How do you secure data in the cloud? The answer is “it depends”. What type of cloud are you talking about – IaaS, PaaS, or SaaS? Public or Private? What services or applications are you running? What data do you want to protect? Following up on the things I learned at RSA, one statement I heard makes sense now. Specifically, a couple weeks ago Chris Hoff surprised me when, talking about data security in the cloud, he tweeted:

Really people need to be thinking more about app-level encryption.

Statements like that normally make the information-centric security proponent in me smile with glee. But this time I did not get his point. Lots of different models of the cloud, and lots of ways to protect data, so why the emphatic statement?

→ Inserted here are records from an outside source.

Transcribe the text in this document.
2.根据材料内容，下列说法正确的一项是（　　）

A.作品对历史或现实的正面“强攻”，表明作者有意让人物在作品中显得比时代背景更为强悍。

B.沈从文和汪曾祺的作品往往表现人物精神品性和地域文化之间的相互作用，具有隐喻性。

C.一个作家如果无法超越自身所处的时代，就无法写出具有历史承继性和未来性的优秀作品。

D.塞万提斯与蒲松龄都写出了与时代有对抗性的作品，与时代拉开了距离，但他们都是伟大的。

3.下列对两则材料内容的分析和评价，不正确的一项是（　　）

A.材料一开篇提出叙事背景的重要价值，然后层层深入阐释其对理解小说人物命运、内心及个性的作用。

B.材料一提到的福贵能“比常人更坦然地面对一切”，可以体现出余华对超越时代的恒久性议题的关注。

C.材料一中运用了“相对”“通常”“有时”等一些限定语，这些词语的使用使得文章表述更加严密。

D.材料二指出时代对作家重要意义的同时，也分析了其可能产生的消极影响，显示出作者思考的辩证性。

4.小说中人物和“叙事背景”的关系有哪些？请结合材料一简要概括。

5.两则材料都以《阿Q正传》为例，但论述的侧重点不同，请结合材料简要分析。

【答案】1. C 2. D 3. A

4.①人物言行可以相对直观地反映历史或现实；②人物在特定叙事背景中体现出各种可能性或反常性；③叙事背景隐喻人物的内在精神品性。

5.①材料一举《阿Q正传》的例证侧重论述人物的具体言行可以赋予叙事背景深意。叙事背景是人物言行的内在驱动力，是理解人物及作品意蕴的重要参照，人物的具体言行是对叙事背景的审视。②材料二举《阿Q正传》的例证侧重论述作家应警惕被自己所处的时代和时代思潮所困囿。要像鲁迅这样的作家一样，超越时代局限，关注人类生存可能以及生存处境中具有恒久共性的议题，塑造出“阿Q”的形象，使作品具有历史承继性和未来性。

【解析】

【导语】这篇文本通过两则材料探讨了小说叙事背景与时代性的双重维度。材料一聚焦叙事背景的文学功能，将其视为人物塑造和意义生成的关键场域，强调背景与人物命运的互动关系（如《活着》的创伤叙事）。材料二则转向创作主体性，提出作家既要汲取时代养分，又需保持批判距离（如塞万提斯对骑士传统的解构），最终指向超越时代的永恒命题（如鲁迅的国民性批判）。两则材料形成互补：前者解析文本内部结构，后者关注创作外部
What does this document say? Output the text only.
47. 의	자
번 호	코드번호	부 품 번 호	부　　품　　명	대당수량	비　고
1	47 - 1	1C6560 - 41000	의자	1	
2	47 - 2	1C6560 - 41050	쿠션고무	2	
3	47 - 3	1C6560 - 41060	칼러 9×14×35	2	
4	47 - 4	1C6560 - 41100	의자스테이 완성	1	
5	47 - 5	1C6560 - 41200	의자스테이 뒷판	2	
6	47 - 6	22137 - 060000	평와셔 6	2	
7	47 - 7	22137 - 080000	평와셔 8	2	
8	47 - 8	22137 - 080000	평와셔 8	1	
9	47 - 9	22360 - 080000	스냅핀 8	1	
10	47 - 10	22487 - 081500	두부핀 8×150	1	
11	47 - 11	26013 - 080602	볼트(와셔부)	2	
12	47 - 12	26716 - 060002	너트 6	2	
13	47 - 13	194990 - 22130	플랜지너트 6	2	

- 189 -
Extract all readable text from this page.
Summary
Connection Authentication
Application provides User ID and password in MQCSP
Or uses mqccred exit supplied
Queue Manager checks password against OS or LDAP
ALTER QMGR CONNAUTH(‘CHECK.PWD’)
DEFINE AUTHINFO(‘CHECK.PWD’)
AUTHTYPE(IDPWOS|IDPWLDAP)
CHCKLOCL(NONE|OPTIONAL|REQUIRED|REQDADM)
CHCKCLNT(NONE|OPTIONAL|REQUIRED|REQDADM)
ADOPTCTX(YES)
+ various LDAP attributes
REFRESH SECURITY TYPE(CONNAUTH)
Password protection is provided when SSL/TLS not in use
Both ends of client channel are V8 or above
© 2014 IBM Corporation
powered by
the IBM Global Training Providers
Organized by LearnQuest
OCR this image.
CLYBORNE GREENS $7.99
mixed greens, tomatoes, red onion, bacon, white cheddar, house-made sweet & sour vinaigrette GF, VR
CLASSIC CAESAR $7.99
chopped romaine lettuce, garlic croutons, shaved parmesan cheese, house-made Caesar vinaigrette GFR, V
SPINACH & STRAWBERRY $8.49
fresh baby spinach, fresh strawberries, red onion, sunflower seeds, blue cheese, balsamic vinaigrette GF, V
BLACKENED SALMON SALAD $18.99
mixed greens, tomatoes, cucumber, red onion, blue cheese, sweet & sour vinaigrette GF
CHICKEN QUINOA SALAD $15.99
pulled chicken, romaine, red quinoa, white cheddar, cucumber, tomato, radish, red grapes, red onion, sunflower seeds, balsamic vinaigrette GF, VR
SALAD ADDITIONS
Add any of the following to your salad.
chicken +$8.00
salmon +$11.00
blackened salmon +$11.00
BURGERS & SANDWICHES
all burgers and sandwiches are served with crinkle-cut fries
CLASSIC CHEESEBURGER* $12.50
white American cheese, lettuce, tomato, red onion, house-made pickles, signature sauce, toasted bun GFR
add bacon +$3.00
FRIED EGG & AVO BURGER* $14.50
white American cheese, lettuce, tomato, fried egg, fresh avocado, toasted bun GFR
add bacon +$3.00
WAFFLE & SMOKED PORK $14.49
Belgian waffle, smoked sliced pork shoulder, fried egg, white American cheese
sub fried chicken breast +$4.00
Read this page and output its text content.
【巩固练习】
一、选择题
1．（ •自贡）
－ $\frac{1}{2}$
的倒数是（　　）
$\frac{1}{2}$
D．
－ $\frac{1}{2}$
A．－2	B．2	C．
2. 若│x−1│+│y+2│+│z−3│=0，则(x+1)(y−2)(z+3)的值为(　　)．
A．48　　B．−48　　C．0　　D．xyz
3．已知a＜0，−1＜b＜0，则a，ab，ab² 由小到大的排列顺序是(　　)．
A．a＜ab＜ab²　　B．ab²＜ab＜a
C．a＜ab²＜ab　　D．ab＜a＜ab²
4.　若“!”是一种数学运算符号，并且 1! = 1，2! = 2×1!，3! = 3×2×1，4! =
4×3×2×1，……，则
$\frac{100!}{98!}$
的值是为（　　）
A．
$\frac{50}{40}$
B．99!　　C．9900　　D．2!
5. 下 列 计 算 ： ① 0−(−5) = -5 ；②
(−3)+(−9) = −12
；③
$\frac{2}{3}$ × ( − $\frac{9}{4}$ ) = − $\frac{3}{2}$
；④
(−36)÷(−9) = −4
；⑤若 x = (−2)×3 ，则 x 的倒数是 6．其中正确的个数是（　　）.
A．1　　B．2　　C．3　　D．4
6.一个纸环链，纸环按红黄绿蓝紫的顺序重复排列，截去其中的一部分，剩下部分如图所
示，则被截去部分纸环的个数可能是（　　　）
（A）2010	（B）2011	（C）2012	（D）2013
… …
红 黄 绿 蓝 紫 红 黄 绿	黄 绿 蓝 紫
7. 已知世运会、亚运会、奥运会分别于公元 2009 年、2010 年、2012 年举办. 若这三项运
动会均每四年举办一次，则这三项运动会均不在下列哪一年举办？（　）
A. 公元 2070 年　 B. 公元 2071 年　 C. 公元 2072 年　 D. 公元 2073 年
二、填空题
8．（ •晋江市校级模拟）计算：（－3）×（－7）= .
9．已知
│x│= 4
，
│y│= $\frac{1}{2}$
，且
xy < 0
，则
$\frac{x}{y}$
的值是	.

He answered the question during the Cloudiquantanomidatumcon presentation. Chris asked “How do you secure data in two virtual machines running in the cloud?” The standard answer: PKI and SSL. Data at rest and data in motion are covered. With that model in your head, it does not look too complex. But during the presentation, especially in an IaaS context, you begin to realize that this is a problem as you scale to many virtual machines with many users and dispersed infrastructure bits and pieces. As you start to multiply virtual machines and add users, you not only create a management problem, but also lose the context of which users should be able to access the data. Encryption at the app layer keeps data secure both at rest and in motion, should reduce the key management burden, and helps address data usage security. App layer encryption has just about the same level of complexity at two VMs; but its complexity scales up much more gradually as you expand the application across multiple servers, databases, storage devices, and whatnot. So Chris convinced me that application encryption is the way to scale, and this aligns with the research paper Rich and I produced on Database Encryption, but for slightly different reasons.

I can’t possibly cover all the nuances of this discusion in a short post, and this is big picture stuff. And honestly it’s a model that theoretically makes a lot of sense, but then again so does DRM, and production deployments of that technology are rare as hen’s teeth. Hopefully this will make sense before you find yourself virtually knee deep in servers.